I actually built a seven-string V in the same style last year. I feel more comfortable on a six-string though. And it sounds like shit anyways.  I learned some of your stuff, actually — “Synaptic Plasticity,” “To Counter and Groove in E Minor,” and “Multi-Masking.”

[laughs] Do you know what “To Counter and Groove” was written for?

No, I don’t.

My sister used to those exercises on ESPN. They exercise on those little mats. And I wrote that groove, it was from a freaking exercise video and we somehow turned it into a Spastic Ink song. It’s funny when anyone says that song. I just think of my older sister doing her little exercising on her little mat.

Is that song tuned to 437 or something, by the way? I was playing it and just thought it sounded… wrong.

Wow, you’re a techy guy. That was one song where we recorded it on my four track, and the little pitch shifter thing in the middle to fine tune while we were recording the basic tracks. So when I came back to do the tracking, I remember Pete had to rerecord most of his bass parts because I had recorded my part and forgotten it had shifted two or three cents. That old Tascam. Man, I treated that thing like shit. It was my best friend for five or ten years, I used to take that thing apart, with wires everywhere. That little pitch control thing, it moved a bit on that song while we recorded basic tracks then started recording again, then put it back to where it was supposed to be and by then it was out of tune. Of course, this was before computers, so I’m not going to notice if something is 440hz or 437hz — it’s pretty good that you picked that up.

Ever since I had heard it I’ve liked it and thought it sounded off, but I always attributed it to poor sound quality.

Have you heard “This Love” by Pantera? That song has two different tunings.

Really? I know they messed around with weird tuning combinations.

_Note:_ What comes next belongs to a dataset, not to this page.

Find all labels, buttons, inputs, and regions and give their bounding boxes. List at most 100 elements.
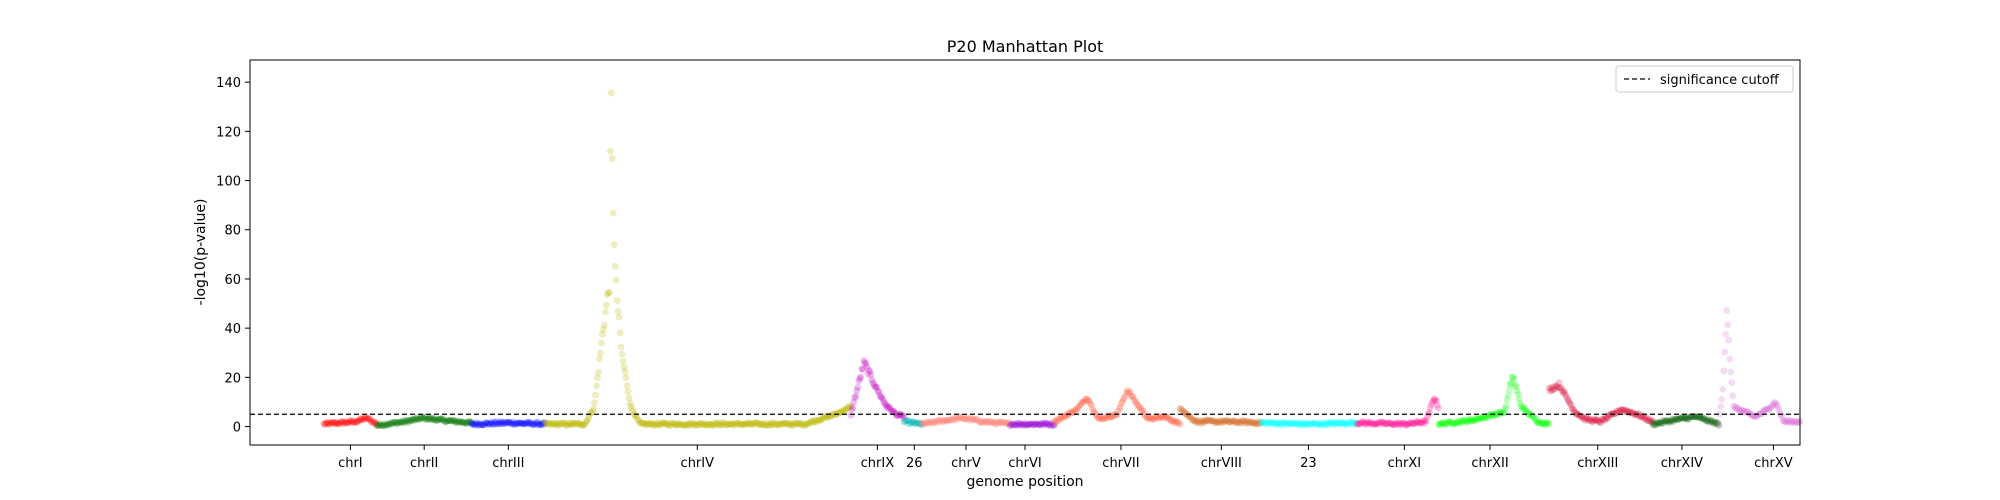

I’m talking about this one part of the song; it’s not in tune. It’s a little off. When they recorded the song, I think they had some blank spots, and then went in later tuned a little bit different. I write that song out a lot for students, and it’s weird — there’s two parts that aren’t in tune with the rest of the song.

That’s pretty funny.

Another song that’s out of tune is “Xanadu” by Rush. The whole song, the low E is in between E and F. Check it out, it’s crazy. I don’t know if they purposely sped up the whole song, but it’s out of tune.

Haha, I’ll check that out. Before we go, I wanted to know what you listen to in your spare time; kind of a personal curiosity.

I don’t listen to a lot of guitar players; I don’t really listen to a lot of metal. I’m aware of Animals as Leaders quite a bit, but I listen to… one of my favorite artists is, believe it or not, KT Tunstall. She’s a great artist. I’d have to think about it. I used to listen a lot of Bugs Bunny cartoons and figure that stuff out. I just listen to stuff that I’m working on. If I’m working on something, I don’t have Sportscenter on, or ESPN, so I’m not really listening to other things. But I’m aware of what’s going on because I’ll have students bring in current recordings and stuff. That’s where I hear a lot of current bands. But a lot of the bands like Trivium or the widely known metal bands — I don’t listen to that stuff at all.

It’s kind of watered down. 

It’s just so… you can tell who their influences are. When System of the Down were out, I kind of liked it; they were kind of wacky. I’d have to think about it a little more, but offhand I can’t think of anything else.